Size of candidate itemsets for k = 1: 4985
Size of filt

Observations:

*   In the above code, minsup is scaled proportionately in accordance with the random sampling factor (alpha)
*   The minsup is additionally scaled by a relaxation factor, set to 0.8
*   Reducing the dataset size alone (no change in minsup) by random sampling certainly reduces the number of frequent itemsets discovered as seen in the previous part.
*   Scaling the minsup along with random sampling gives more frequent itemsets.
*   Many of the frequent itemsets found this way have low frequency in the original dataset and hence do not qualify as frequent itemsets. These are marked as false positives.




### Step 5: Extensions and Next Steps

So far, we have been working with a fairly small dataset.

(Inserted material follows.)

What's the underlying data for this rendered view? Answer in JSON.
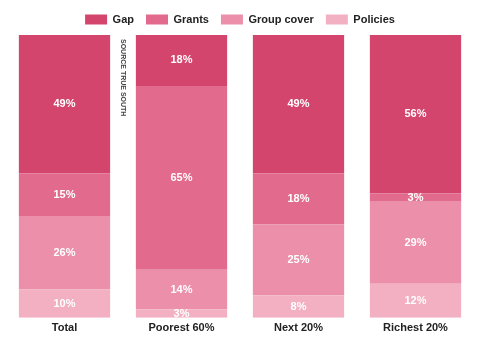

For this last question, try your sampling-based approach on the much larger: **Movies 10M** dataset: https://files.grouplens.org/datasets/movielens/ml-10m.zip

First, we need to load this larger dataset:

In [None]:
import urllib3
import zipfile

http = urllib3.PoolManager()
req = http.request("GET", "https://files.grouplens.org/datasets/movielens/ml-10m.zip", preload_content=False)

with open("movie.zip", 'wb') as out:
  while True:
    data = req.read(4096)
    if not data:
      break
    out.write(data)
req.release_conn()

zFile = zipfile.ZipFile("movie.zip", "r")
for fileM in zFile.namelist():
  zFile.extract(fileM)



In [None]:
! ls ml-10M100K/

allbut.pl  movies.dat  ratings.dat  README.html  split_ratings.sh  tags.dat


In [None]:
import pandas as pd
# read user ratings
allRatings = pd.read_csv("ml-10M100K/ratings.dat",sep='::', names=["userId", "movieId", "rating", "timestamp"], engine='python')
allRatings

Unnamed: 0,userId,movieId,rating,timestamp
0,1,122,5.0,838985046
1,1,185,5.0,838983525
2,1,231,5.0,838983392
3,1,292,5.0,838983421
4,1,316,5.0,838983392
...,...,...,...,...
10000049,71567,2107,1.0,912580553
10000050,71567,2126,2.0,912649143
10000051,71567,2294,5.0,912577968
10000052,71567,2338,2.0,912578016


Now you can begin your sampling over this larger dataset.

In [None]:
# your code here
from collections import defaultdict

#keep reviews with ratings >=3 only
ratings_new = allRatings[allRatings['rating']>=3]

#initial itemset is the set of singleton movie ids
ratings_new = ratings_new.groupby('userId')
initial_candidate_list = set() #set having individual movies as sets
txs_list = [] #database of transactions
for userId, data in ratings_new:
  txs_list.append(frozenset(data['movieId']))
  for movie in data['movieId']:
    initial_candidate_list.add(frozenset([movie]))

In [None]:
print(len(txs_list))

69863


In [None]:
alpha_list = [0.1]
relax_factor_list = [0.8]
original_txs_list = txs_list
original_freq_itemsets = None

minsup = 15000  # in the small movies data set, #transactions was around 600 and minsup was taken as 150. So choosing 15000 as minsup in the same proportion
get_random_sampled_freq_itemsets(original_txs_list, original_freq_itemsets, alpha_list, relax_factor_list, minsup,True, False )

alpha = 0.1
------------
size of sampled database: 6987
 
minsup = 15000
relax_factor = 0.8
minsup_sampled = 1200.0
 
Size of candidate itemsets for k = 1: 9583
Size of filtered itemsets for k = 1: 94
 
Size of candidate itemsets for k = 2: 4371
Size of filtered itemsets for k = 2: 293
 
Size of candidate itemsets for k = 3: 3324
Size of filtered itemsets for k = 3: 223
 
Size of candidate itemsets for k = 4: 871
Size of filtered itemsets for k = 4: 28
 
Size of candidate itemsets for k = 5: 60
Size of filtered itemsets for k = 5: 0
 
Total number of frequent itemsets found = 638
 



*   I have set the minsup to 15000 (proportionate to the previous case).
*   10% of the total samples are considered for analysis. Further, the minsup is scaled by 0.1 to account for the sampling and further relaxed by scaling by 0.8. This effectively makes the minsup as 1200.
*   The total number of frequent itemsets discovered are 638.